A June 2016 poll from Rasmussen Reports found that 45 percent of respondents would rather have a beer with Donald Trump than his opponent, Hillary Clinton. 37 percent of respondents said that they would rather have a beer with Clinton, and 18 percent said that they were undecided. While male respondents more strongly preferred a beer with Trump, female respondents narrowly preferred a beer with Clinton. Likability proved to be a problem for the Clinton campaign, and Leonard Steinhorn with The Hill argued during the campaign that coverage of Clinton as unlikable in the press hampers her chances for election.

=== Canada ===
In a poll carried out by Abacus Data for the 2011 Canadian federal election, New Democratic Party leader Jack Layton was named as the party leader most Canadians would like to have a beer with.
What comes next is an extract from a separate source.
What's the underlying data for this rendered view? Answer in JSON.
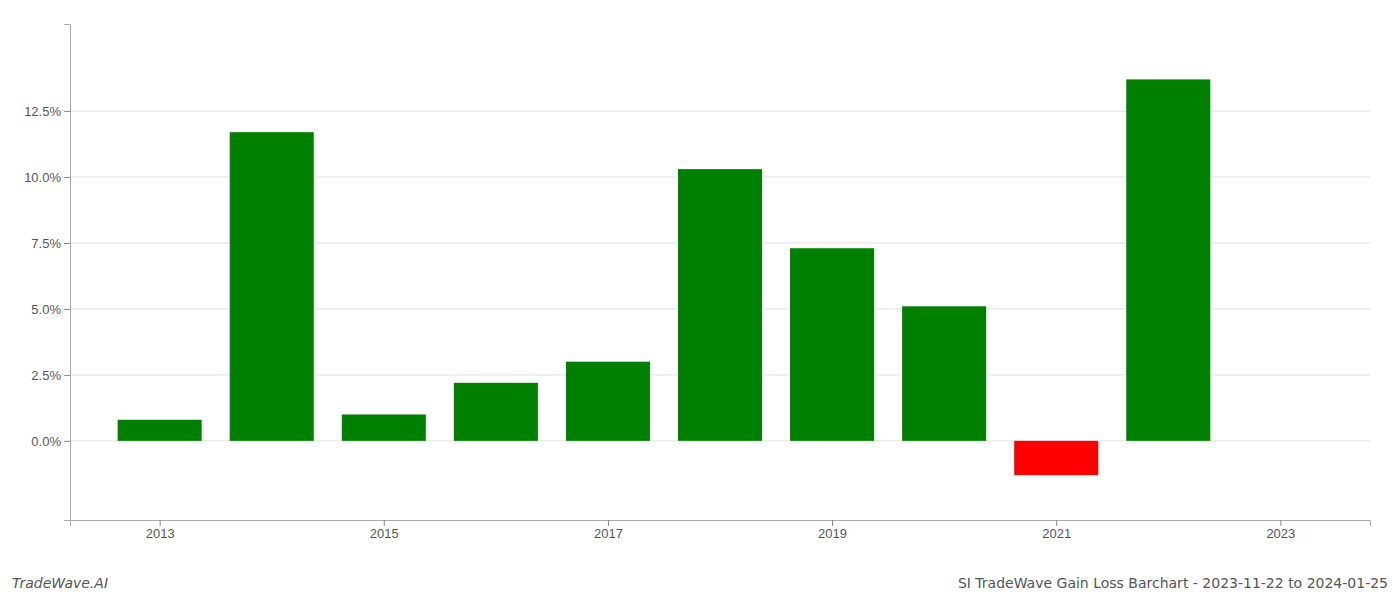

A poll on the same topic in 2014 named Justin Trudeau as the party leader most Canadians would like to have a beer with, with 44% of respondents saying they would like to do so.

=== France ===
In a 2022 poll carried out by IFOP, 1,000 French people were asked whether or not they would drink a beer with candidates in the 2022 French presidential election. The highest polling candidate in this question was Jean Lassalle, with 39% responding that they would like to have a beer with him. The eventual winner of the election, Emmanuel Macron, had the second-highest rating in this question with 37%.

== Historical precedents ==
In Robert Munford's 1770 satirical play The Candidates, a character expresses a liking for the fictional politician of Sir John Toddy because he "wont turn his back upon a poor man, but will take a chearful cup with one as well as another", comparing him favorably "to any of your whifflers who han't the heart to be generous".

== Criticism ==
Writing for The Atlantic, Megan Garber examined the beer question through the lens of American television political drama The West Wing, focusing particularly on a season four episode titled "Game On". Garber argues that while the episode may be only peripherally related to beer, "Game On" does take on the beer question in how it addresses political authenticity and folksiness. In "Game On", the conflict between Josiah Bartlet, the incumbent Democratic president, and Robert Ritchie, his Republican challenger, comes to a head. Ritchie, a governor from Florida, is portrayed as folksy, likable, and down-to-earth, while protagonist Bartlet is portrayed as intelligent, but arrogant and aloof. Garber criticized how The West Wing chose to portray Ritchie as stupid, unempathetic, and "a walking (well, dais-grasping) straw man, standing in for a great many of the stereotypes within which progressives are fond of packaging conservatives." However, she more broadly agreed with her interpretation of the episode's message, which was one that argued against the idea that politicians should be selected based on their ability to connect with everyday Americans:The Beer Question, after all, is the wrong question to ask. Do we really want a leader who is on our level—or is it better, actually, to have a leader who is demonstrably above us? My money's on the latter. And so is The West Wings. You can read "Game On" as a lot of things—smarmy, strawmanny, overly convinced of a single debate's ability to sway the electorate's affections—but it also makes a pretty good argument for choosing leaders according to their skills and their knowledge, rather than their charm.Leonard Steinhorn, writing for The Hill, also criticized the beer question for similar reasons. He argued that press coverage of a candidate as "unlikable" creates a cycle of polling and analysis through that lens that can be hard to escape, and prevent a candidate from gaining traction. Steinhorn further emphasizes the idea that likability generally has little impact on leadership skill, concluding his article by writing "shame on us if we let likability override consequence. And yes, let's have a beer on that."

Seth Stevenson, writing for Slate, argued that the question was improperly masculine, invoking a scene that puts the participants "Shoulder to shoulder. Eyes on the football game. Insecurities swallowed." Stevenson commented that "it's telling that we don't ask which candidate you'd most want to be in your book club."